Eppure è nel '900 che si concretizza un pensiero conservatore ben definito a partire dalla pubblicazione de La filosofia di Marx di Giovanni Gentile (uscito nel 1899) e Materialismo storico ed economia marxista di Benedetto Croce pubblicato l'anno successivo. Sebbene né Gentile né Croce siano stati conservatori tout court, troviamo in loro tratti di conservatorismo (come nel Perché non possiamo non dirci cristiani crociano). D'altro canto, a posteriori si possono individuare nel pensiero di autori che in vita non si sono definiti conservatori, posizioni vicine al conservatorismo, non essendo un'ideologia ma uno stato di natura e un modo di essere.
Fucina del pensiero conservatore nostrano a inizio secolo sono le riviste letterarie fiorentine, dal Leonardo a La Voce passando per Lacerba, con i rispettivi protagonisti e il trittico Prezzolini, Giovanni Papini e Ardengo Soffici.

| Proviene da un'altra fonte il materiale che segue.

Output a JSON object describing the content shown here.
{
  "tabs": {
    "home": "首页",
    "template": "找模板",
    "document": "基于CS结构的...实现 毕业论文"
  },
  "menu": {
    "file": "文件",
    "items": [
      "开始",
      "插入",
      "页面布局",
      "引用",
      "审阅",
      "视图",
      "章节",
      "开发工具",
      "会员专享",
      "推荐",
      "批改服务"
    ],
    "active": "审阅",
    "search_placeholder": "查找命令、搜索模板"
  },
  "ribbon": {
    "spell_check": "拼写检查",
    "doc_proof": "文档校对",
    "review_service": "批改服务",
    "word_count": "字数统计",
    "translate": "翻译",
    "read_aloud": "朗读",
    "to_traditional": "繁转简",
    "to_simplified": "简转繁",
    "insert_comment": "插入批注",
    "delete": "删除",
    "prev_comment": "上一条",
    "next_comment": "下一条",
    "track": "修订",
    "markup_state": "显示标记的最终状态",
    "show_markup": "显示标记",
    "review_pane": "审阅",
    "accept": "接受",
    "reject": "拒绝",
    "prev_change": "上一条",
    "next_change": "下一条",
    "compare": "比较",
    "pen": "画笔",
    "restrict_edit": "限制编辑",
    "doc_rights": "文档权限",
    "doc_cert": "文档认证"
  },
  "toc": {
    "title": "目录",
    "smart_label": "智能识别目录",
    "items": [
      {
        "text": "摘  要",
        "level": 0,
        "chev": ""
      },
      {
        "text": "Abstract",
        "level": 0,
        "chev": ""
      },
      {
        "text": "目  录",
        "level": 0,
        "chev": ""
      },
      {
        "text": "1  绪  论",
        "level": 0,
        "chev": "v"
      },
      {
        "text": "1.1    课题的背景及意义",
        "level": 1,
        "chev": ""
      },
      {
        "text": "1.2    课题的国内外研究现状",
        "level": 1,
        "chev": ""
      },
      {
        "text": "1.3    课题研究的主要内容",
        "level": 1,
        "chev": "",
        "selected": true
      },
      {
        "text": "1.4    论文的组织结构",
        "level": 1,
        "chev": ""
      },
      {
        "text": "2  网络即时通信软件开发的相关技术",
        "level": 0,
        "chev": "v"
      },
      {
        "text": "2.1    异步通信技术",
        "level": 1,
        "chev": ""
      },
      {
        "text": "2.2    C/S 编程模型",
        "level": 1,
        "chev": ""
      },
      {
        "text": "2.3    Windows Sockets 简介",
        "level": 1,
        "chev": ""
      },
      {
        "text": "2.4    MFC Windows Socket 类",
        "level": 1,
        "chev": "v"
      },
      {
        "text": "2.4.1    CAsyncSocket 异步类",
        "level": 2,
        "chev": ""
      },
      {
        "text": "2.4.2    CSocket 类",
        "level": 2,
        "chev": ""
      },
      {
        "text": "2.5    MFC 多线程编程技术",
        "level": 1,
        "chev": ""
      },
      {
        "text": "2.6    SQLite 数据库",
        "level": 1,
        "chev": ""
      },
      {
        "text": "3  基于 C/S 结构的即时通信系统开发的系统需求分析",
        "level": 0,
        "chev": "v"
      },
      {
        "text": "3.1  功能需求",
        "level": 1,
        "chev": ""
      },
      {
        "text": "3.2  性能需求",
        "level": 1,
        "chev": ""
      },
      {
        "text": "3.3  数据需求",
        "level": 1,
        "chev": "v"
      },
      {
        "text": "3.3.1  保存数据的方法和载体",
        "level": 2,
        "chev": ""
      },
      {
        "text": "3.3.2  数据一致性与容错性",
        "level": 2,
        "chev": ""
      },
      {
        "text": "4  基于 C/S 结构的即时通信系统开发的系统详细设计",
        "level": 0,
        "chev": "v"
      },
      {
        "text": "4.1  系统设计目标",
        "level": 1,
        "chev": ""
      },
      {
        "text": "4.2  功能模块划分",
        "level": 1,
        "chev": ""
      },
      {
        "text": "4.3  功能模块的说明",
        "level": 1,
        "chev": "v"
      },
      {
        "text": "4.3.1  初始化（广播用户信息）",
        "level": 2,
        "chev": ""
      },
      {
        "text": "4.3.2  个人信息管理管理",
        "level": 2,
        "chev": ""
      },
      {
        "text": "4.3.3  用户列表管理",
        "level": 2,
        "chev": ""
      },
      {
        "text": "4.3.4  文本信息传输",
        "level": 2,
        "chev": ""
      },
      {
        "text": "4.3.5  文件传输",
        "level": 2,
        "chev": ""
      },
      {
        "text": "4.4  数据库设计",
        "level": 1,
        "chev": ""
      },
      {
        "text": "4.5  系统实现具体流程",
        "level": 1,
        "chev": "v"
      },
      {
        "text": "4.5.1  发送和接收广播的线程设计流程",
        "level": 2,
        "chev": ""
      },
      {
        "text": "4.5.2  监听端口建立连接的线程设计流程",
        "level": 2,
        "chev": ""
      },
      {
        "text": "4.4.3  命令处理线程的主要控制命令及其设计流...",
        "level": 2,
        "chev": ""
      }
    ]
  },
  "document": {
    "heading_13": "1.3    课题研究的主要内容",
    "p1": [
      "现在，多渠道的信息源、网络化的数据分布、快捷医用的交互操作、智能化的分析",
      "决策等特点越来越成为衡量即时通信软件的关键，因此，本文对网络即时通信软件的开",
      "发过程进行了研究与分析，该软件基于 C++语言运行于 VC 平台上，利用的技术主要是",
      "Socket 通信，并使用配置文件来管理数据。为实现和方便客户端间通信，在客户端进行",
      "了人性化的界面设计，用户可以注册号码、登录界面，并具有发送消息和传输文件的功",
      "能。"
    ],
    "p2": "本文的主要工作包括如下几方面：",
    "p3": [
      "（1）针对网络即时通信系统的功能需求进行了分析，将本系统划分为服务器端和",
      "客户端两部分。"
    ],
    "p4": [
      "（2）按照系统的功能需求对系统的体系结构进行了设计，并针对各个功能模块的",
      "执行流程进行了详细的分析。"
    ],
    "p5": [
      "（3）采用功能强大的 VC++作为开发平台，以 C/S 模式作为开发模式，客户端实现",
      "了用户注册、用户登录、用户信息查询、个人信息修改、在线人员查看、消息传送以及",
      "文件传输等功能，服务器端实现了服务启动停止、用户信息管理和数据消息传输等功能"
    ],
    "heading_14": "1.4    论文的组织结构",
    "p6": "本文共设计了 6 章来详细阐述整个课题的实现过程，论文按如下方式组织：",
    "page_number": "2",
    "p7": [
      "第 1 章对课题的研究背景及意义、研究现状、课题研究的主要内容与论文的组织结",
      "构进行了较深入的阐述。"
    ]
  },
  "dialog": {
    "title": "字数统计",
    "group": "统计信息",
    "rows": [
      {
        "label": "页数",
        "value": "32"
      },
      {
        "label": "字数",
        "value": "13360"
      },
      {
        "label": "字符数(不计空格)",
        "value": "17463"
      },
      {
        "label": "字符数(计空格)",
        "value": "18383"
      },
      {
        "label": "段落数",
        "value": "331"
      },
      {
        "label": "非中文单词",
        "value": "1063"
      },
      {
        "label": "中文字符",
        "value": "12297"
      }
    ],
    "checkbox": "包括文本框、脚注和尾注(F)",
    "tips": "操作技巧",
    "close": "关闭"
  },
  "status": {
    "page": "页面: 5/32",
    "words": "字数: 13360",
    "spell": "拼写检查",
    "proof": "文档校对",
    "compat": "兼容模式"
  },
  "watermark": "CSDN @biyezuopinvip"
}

Come parlare di una singola destra sarebbe sbagliato poiché esistono tante destre, allo stesso modo il conservatorismo non è un monolite, lo testimonia l'esistenza di un pensiero rivoluzionario conservatore che, sebbene sia nato in Germania nei primi anni Venti del '900, si sviluppa anche nella penisola. Riferimento è il movimento di Strapaese rappresentato da Mino Maccari, Curzio Malaparte e Leo Longanesi e le rispettive riviste Il Selvaggio, Italia Barbara e L'Italiano (antesignano di questo filone è il romagnolo Alfredo Oriani). C'è anche un conservatorismo cattolico il cui principale esponente è Augusto Del Noce, uno nazionale rappresentato da Enrico Corradini, uno estetico incarnato da Mario Praz e uno contrario alle derive della massa interpretato da Panfilo Gentile. Non a caso i teorici delle élite, Vilfredo Pareto, Gaetano Mosca e Roberto Michels, costituiscono un riferimento indiscutibile.
Un contributo spesso sottostimato nella diffusione della cultura conservatrice lo hanno avuto gli editori a partire da Attilio Vallecchi, passando per Giovanni Volpe nel dopoguerra e Alfredo Cattabiani come direttore editoriale della Rusconi, oltre a Leo Longanesi, al quale si deve la rivista Il Borghese (trampolino di lancio per Gianna Preda) e il ruolo insuperabile di scopritore di talenti tra cui Ennio Flaiano. Sorte diversa toccò a Giuseppe Tomasi di Lampedusa il cui Gattopardo (romanzo a tutti gli effetti conservatore), fu pubblicato da Giangiacomo Feltrinelli. Se i temi affrontati nei libri di Guido Piovene, Carlo Sgorlon e anche Dino Buzzati con i suoi racconti intrisi di spiritualità (lo spiega la critica di Fausto Gianfranceschi all'autore bellunese) rientrano in una visione del mondo conservatrice, lo è senz'altro il piccolo mondo antico dell'autore italiano più venduto al mondo: Giovannino Guareschi.
Che dire poi del mondo giornalistico? Sarebbe sufficiente citare l'anarco conservatore Indro Montanelli ma non si può dimenticare Giovanni Ansaldo, così come il direttore del Corriere della Sera Mario Missiroli.
Essere conservatori significa avere a cuore la forma tanto quanto la sostanza, vuol dire amare l'eleganza, la bellezza, l'educazione, rispettare la natura e il sacro, credere nello spirituale ancor prima che nella vita materiale, conservare la propria identità proiettandola nel futuro, amare la patria e la famiglia,
difendere i più deboli, rispettare la legge, credere nel principio di autorità. Essere conservatori è prima di tutto uno stile di vita e, chiunque incarni questi valori, rientra di diritto nel pantheon del conservatorismo.